The sound wall will stretch for more than 1,500 feet along the west side of Interstate 35E, according to city and Minnesota Department of Transportation officials.

Construction on Eagan's First Noise Barrier Starts Next Week

Eagan will get its first traffic noise barrier this spring, according to city and state officials.

Construction on 1,500-foot concrete and wood wall—located along the west side of Interstate 35E north of Diffley Road—will begin on April 2, Minnesota Department of Transportation Noise Abatement/Air Quality Supervisor Peter Wasko said. The wall, which is expected to cost just over $520,000, will likely be complete by June, Wasko said. The average wall height will be 15 feet.

Legislation passed in 1996, Wasko said, requires MnDOT to develop a statewide ranking system to address noise issues in areas throughout the state that exceeded the state's daytime noise standards. The rankings, last updated in 2011, included the site along I-35E near Diffley Road. The department earmarks $2 million annual for noise walls, Wasko added, which allows the construction of two or three barriers per year.

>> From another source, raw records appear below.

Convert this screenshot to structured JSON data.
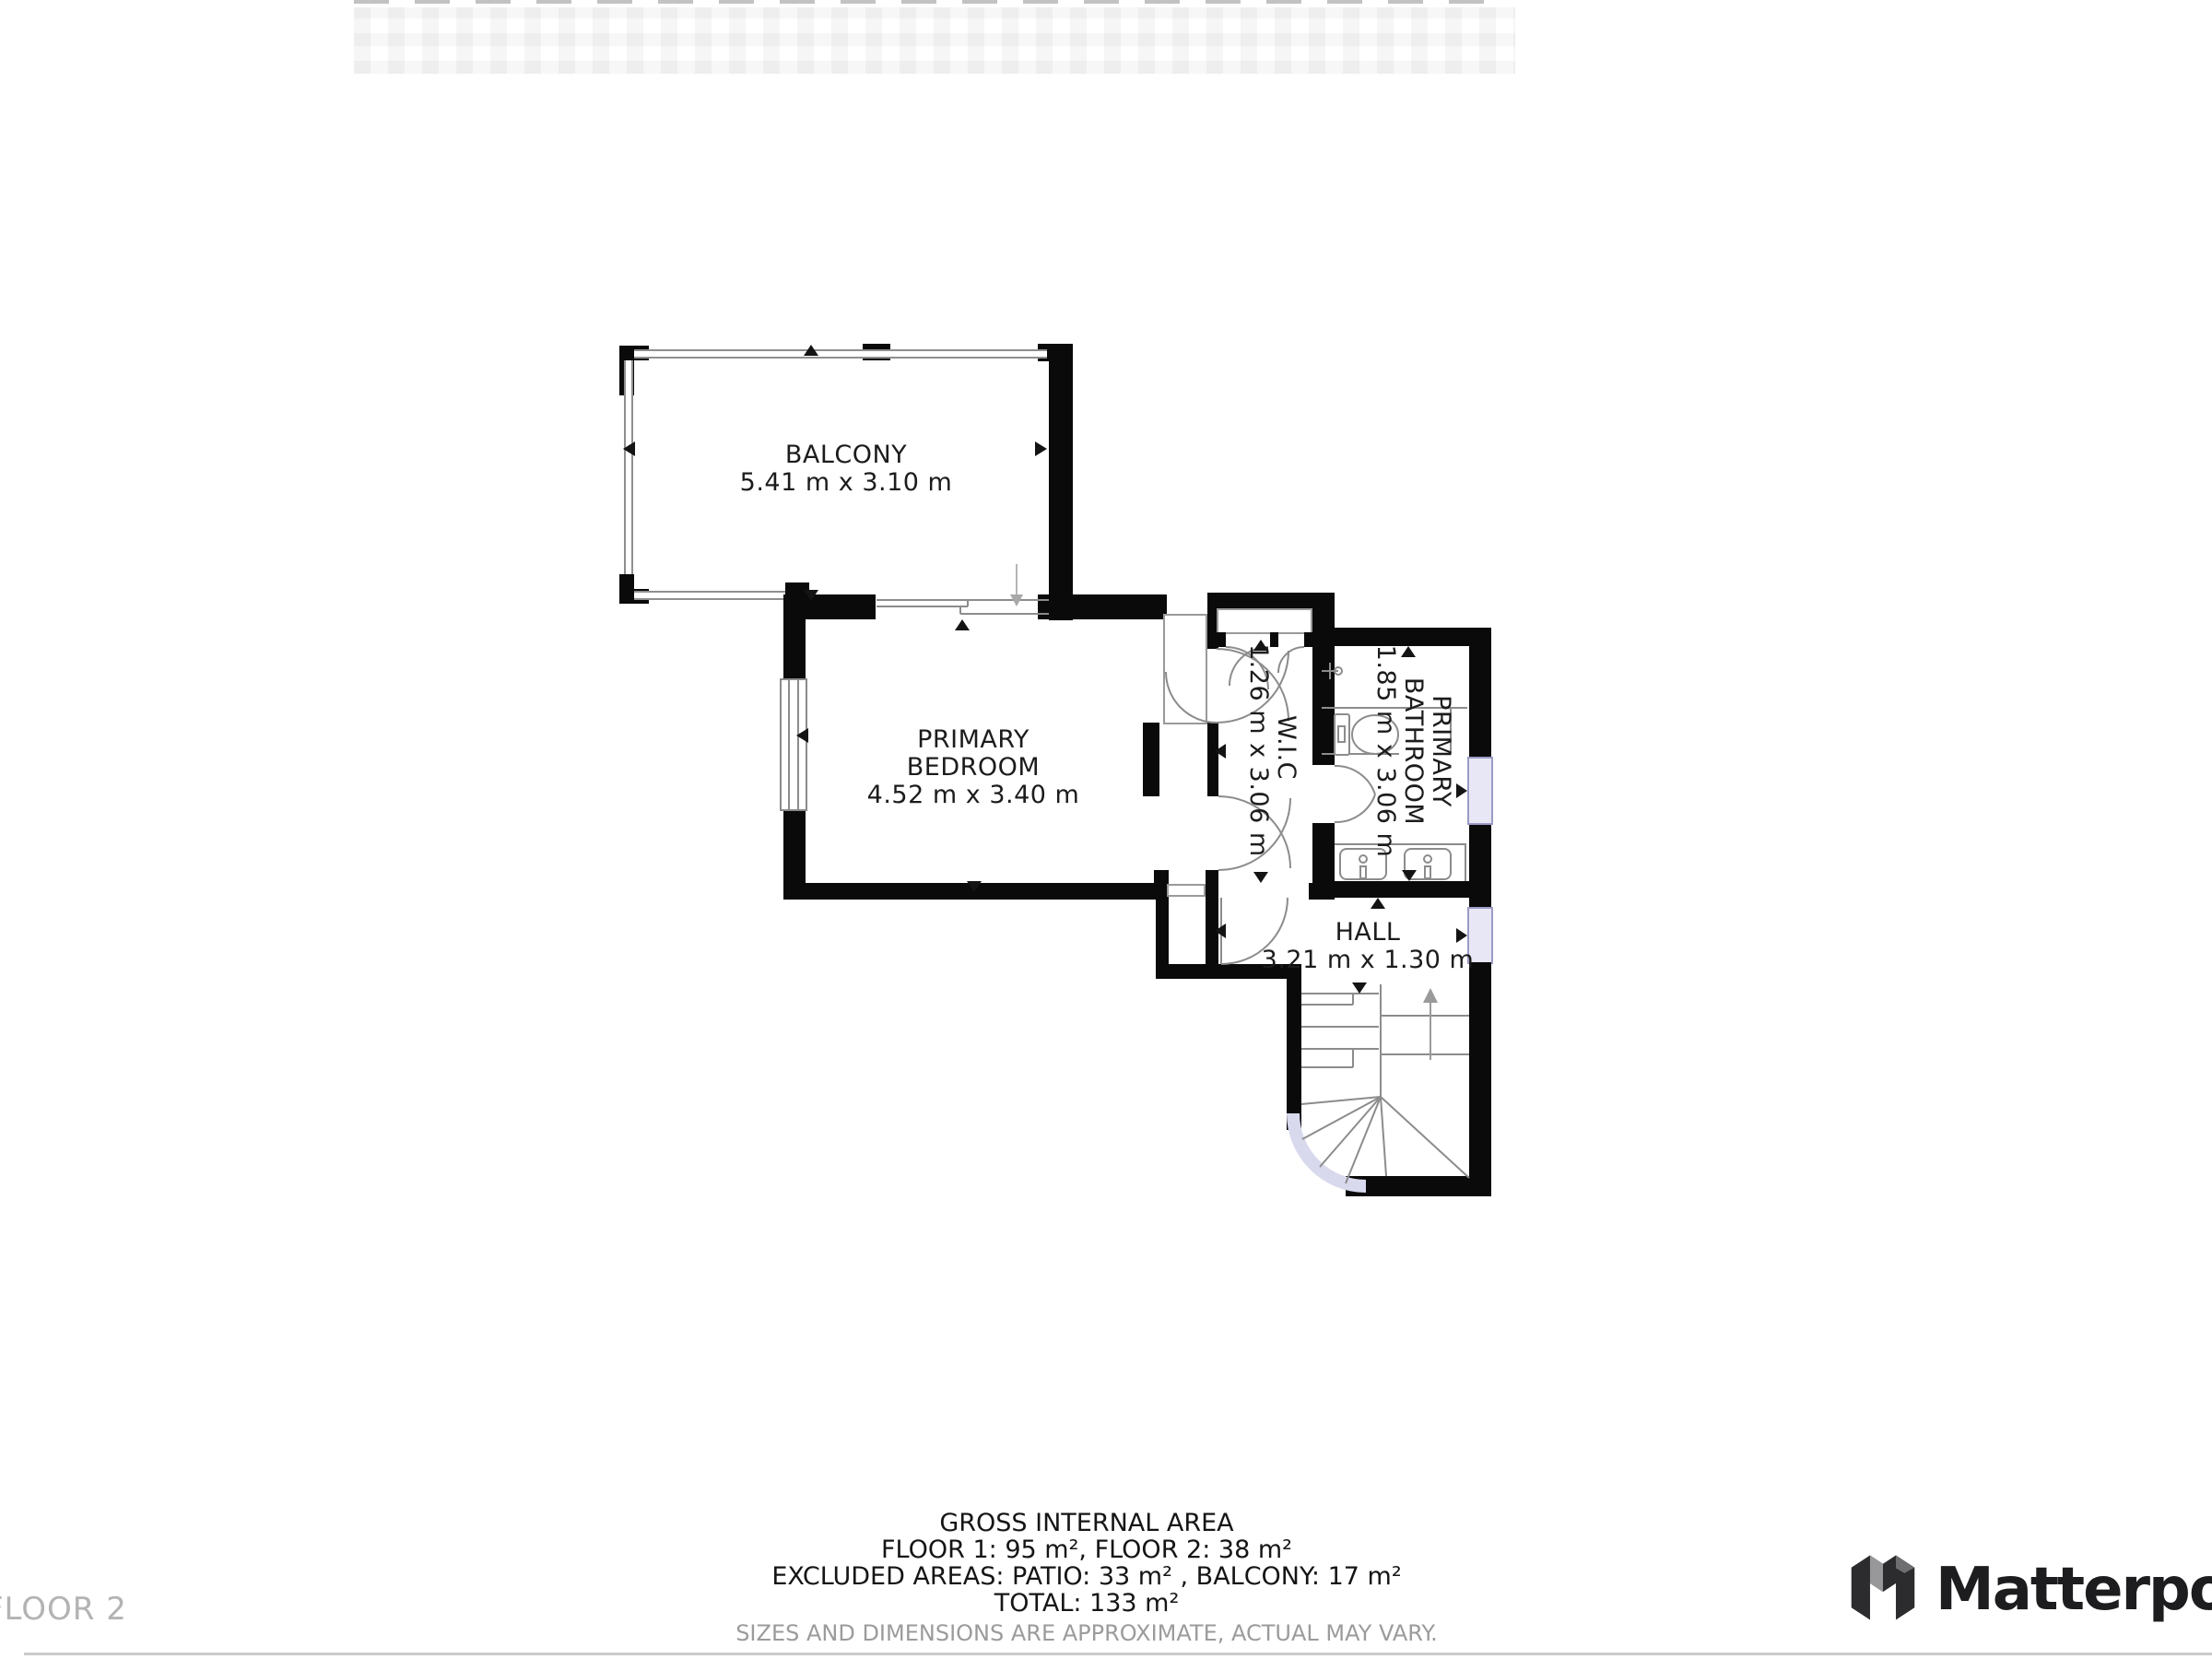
{
  "rooms": {
    "balcony": {
      "name": "BALCONY",
      "dims": "5.41 m x 3.10 m"
    },
    "bedroom": {
      "name_line1": "PRIMARY",
      "name_line2": "BEDROOM",
      "dims": "4.52 m x 3.40 m"
    },
    "wic": {
      "name": "W.I.C",
      "dims": "1.26 m x 3.06 m"
    },
    "bathroom": {
      "name_line1": "PRIMARY",
      "name_line2": "BATHROOM",
      "dims": "1.85 m x 3.06 m"
    },
    "hall": {
      "name": "HALL",
      "dims": "3.21 m x 1.30 m"
    }
  },
  "footer": {
    "line1": "GROSS INTERNAL AREA",
    "line2": "FLOOR 1: 95 m², FLOOR 2: 38 m²",
    "line3": "EXCLUDED AREAS: PATIO: 33 m² , BALCONY: 17 m²",
    "line4": "TOTAL: 133 m²",
    "disclaimer": "SIZES AND DIMENSIONS ARE APPROXIMATE, ACTUAL MAY VARY."
  },
  "floor_label": "FLOOR 2",
  "brand": {
    "name": "Matterport"
  },
  "colors": {
    "wall": "#0a0a0a",
    "window_fill": "#e7e7f6",
    "window_border": "#9b9bc6",
    "linework": "#8c8c8c",
    "label_text": "#1c1c1c",
    "muted_text": "#9b9b9b",
    "brand_text": "#1d1d1f"
  },
  "icons": [
    "direction-arrow-up",
    "direction-arrow-down",
    "direction-arrow-left",
    "direction-arrow-right",
    "stairs-up-arrow",
    "sliding-door-arrow",
    "door-swing-arc",
    "toilet-icon",
    "sink-icon",
    "faucet-icon",
    "matterport-logo"
  ]
}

City and MnDOT officials met with neighborhood residents in 2009 at a public hearing for the project, Wasko said. MnDOT will cover $475,000 of the project's cost, while Eagan will contribute $47,124. Construction of the sound wall is not expected to impact traffic or lead to any lane closures on I-35E, Wasko said.

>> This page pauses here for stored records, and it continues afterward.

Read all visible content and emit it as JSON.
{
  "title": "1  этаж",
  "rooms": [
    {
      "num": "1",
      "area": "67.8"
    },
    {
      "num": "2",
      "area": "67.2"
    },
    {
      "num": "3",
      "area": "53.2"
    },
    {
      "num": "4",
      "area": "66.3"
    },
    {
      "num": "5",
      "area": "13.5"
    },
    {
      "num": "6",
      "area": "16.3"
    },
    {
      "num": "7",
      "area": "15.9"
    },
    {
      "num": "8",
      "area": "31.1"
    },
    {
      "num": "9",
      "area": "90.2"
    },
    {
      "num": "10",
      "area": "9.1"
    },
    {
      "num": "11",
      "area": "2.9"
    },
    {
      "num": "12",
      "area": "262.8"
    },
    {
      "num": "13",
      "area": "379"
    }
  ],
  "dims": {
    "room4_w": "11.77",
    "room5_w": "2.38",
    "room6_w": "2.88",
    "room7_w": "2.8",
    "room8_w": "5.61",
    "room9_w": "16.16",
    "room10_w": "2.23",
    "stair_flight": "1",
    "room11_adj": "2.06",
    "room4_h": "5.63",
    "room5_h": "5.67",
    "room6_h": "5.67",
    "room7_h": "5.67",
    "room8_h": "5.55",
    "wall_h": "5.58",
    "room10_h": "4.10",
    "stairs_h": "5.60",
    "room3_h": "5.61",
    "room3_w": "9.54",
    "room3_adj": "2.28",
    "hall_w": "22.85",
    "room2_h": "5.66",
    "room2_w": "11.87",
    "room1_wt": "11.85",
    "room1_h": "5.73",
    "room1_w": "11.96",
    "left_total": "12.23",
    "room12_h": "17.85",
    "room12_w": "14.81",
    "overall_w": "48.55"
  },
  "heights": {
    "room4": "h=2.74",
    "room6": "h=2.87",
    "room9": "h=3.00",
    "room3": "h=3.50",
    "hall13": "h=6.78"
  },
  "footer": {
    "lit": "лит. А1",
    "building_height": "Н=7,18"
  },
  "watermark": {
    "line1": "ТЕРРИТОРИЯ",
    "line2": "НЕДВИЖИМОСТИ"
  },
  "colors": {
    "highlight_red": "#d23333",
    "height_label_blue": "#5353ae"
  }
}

Noise levels along the freeway in Eagan range between 68.5 and 75.5 decibels, according to City Engineer Russ Matthys, who cited test data collected by MnDOT at 2030 Vienna Ln. The noise level at another test site—4388 Cinnamon Ridge—measured 74.5 decibels, Matthys said.

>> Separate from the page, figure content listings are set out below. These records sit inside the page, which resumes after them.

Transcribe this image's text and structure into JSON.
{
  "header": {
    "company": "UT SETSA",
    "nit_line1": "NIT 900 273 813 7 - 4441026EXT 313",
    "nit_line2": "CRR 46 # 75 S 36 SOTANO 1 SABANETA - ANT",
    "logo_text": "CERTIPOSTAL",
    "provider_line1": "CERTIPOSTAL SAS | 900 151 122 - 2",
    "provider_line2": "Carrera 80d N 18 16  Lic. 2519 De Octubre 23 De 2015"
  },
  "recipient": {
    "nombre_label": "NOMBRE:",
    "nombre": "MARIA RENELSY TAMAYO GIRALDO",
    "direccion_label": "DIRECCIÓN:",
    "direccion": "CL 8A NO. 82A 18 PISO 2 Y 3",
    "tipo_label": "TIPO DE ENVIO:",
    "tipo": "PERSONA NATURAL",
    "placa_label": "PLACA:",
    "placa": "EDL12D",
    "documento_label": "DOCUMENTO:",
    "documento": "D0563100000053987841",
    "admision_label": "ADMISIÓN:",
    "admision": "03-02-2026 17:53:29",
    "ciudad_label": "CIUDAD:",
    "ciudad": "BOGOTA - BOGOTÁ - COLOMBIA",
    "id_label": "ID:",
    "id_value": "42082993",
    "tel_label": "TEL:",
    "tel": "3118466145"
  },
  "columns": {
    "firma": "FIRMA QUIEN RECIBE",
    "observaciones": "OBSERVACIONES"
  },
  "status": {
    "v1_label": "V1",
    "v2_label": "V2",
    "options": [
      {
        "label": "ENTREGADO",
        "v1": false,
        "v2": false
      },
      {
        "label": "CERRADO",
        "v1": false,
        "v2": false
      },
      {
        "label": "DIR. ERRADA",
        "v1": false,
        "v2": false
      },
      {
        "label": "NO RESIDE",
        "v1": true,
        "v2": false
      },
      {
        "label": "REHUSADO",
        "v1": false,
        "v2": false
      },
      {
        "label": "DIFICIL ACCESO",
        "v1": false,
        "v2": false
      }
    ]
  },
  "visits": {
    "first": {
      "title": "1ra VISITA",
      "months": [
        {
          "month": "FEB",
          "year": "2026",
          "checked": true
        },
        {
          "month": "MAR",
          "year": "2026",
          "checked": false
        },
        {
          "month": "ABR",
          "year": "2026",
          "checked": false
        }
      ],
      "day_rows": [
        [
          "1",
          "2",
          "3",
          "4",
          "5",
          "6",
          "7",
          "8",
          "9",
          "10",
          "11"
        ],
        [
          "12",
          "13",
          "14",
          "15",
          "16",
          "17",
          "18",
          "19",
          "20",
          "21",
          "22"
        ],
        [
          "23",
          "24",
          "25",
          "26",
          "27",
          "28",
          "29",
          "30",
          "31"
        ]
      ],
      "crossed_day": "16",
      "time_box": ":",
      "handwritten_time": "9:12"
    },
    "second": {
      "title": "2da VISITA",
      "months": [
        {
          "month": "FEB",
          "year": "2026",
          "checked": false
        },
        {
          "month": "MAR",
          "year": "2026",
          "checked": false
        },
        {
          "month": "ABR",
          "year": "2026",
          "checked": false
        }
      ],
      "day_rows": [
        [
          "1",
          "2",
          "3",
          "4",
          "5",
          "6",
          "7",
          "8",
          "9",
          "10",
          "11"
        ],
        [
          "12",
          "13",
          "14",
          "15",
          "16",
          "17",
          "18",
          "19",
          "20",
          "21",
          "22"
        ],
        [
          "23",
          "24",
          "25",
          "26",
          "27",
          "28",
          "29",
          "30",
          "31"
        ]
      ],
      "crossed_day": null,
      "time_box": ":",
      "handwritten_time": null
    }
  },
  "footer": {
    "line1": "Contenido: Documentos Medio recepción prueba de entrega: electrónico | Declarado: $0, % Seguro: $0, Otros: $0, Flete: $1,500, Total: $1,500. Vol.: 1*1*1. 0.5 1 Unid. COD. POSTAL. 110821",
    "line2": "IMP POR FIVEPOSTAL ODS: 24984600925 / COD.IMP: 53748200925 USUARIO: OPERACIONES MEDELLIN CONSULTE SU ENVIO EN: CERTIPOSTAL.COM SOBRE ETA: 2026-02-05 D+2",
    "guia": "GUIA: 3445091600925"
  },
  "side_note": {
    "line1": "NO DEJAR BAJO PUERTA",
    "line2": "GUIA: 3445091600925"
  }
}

Conversational speech registers 60 decibels, according to information posted by MnDOT. In order for MnDOT to consider construction of a noise barrier, the wall must attain at least a five-decibel reduction in noise.

Matthys doesn't think it's unusual that a city the size of Eagan is just now getting its first noise barrier along a busy thoroughfare.

Homes in the young community are generally newer and are better insulated from sound than older areas, he said. Eagan also has wider margins along I-35E that may mitigate some of the noise from the freeway, Matthys added. Traffic noise complaints, once relatively common, are now few and far between, he said.

While this noise barrier may be the first of its kind in the city, it won't likely be the last. MnDOT is planning to construct two other noise walls along I-35E in Eagan, including one north of Deerwood Dr. in 2016 and one near Kettle Park in 2017.